WE ARE AGREED, I am going to assume, that Bret Easton Ellis is not a major American writer. This guy might be, however. Not prolific--one novel and one book of short stories, even though he is actually a few years older than Ellis--but he has nonetheless written one more masterpiece than Ellis has, that being Billy Lynn's Long Halftime Walk.
Fountain manages a cartful of ambitious moves here. Billy Lynn basically occurs on a single day, á la Ulysses or Mrs Dalloway, which calls for some skill in novelistic thick description of ordinary moment-to-moment existence; Fountain convincingly does this from page one.
The novel adheres to Billy Lynn's point of view throughout, yet Fountain is able to blend hi-fi Free Indirect Style ("A couple of medias see him and here they come. Well fuck. What the hell. Billy sucks it up") and Fountain's own carbonated writerliness ("faces rim the bubble of media lights with a fish-eye arcuation and ovoid bulge"). This does not even seem possible, but Fountain makes it look easy.
The satirical strokes are sometimes broad, but always deft, as in the portrait of Norm Oglesby, a version of Dallas Cowboys owner Jerry Jones that manages to surpass the original in sheer awfulness.

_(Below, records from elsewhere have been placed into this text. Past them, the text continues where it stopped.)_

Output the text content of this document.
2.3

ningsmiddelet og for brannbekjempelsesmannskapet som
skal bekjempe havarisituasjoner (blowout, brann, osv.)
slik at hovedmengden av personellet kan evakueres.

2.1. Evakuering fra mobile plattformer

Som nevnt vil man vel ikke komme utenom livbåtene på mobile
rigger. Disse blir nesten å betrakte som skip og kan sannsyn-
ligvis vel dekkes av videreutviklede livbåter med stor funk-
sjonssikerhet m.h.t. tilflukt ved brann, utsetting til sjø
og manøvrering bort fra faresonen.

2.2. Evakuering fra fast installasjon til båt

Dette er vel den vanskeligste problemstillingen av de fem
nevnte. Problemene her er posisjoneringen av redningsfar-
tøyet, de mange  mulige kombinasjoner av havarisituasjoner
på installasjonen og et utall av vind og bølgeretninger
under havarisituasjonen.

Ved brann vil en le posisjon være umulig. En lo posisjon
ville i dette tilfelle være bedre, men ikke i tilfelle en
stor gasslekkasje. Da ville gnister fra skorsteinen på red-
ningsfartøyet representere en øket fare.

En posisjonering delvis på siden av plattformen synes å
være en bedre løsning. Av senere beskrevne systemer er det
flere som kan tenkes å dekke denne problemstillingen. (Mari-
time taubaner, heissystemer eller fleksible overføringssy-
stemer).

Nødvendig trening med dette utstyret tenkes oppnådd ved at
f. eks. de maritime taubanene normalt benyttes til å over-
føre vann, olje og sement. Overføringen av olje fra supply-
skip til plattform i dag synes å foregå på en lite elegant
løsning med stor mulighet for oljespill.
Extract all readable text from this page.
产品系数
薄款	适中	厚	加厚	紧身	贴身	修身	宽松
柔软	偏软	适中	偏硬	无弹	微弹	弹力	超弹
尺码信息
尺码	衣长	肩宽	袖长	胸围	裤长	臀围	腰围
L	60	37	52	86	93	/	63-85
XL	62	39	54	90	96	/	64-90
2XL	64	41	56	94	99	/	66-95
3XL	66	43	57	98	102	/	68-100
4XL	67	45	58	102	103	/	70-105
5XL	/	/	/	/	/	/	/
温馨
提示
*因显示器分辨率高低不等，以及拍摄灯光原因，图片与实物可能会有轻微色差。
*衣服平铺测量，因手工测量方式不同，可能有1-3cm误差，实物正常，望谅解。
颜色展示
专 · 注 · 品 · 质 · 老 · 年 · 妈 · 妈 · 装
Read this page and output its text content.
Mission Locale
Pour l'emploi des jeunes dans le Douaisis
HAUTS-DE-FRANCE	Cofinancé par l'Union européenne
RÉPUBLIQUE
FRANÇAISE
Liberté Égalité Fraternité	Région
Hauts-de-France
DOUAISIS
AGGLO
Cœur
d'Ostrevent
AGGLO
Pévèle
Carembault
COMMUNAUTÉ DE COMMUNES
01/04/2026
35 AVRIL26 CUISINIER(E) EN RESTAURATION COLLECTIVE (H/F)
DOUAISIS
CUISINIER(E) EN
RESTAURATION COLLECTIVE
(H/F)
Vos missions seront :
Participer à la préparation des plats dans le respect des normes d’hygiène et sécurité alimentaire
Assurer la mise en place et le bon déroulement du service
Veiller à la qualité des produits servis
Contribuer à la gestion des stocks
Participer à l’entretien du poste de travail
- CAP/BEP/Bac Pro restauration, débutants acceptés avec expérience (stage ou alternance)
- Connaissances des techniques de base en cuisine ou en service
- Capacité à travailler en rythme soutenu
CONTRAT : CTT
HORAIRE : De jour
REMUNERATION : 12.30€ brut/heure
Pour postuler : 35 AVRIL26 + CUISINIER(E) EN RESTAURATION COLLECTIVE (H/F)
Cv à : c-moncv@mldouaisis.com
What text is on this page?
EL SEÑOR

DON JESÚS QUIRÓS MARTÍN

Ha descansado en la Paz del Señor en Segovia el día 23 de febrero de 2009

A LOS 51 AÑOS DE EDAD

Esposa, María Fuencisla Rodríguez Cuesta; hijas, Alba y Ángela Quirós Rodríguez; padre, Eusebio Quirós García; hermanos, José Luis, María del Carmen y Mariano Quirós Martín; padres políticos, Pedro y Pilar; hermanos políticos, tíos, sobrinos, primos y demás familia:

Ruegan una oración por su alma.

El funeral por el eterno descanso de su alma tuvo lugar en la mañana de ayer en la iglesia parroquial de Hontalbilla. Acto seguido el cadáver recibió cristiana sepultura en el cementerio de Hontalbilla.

Finally, and crucially, Fountain speaks to his historical moment in a manner several orders of magnitude more profound than Ellis's litanies of brand names. Billy Lynn is a member of Bravo Company, a video of whose firefight in Iraq has been on a loop on Fox News and gone viral onYouTube. To shore up crumbling public support of the war, the Bush administration has sent them on a "Victory Tour" that culminates, on the day the novel is set, in an onstage appearance with Destiny's Child at halftime in a Dallas Cowboys home game. The following day, they ship back to Iraq.
Can you come up with a better scenario to convey the grimmest ironies of our society of spectacle and consumption, and the ultimate cost of that society, and who is being ask to pay that cost? I can't. Destined to become a classic.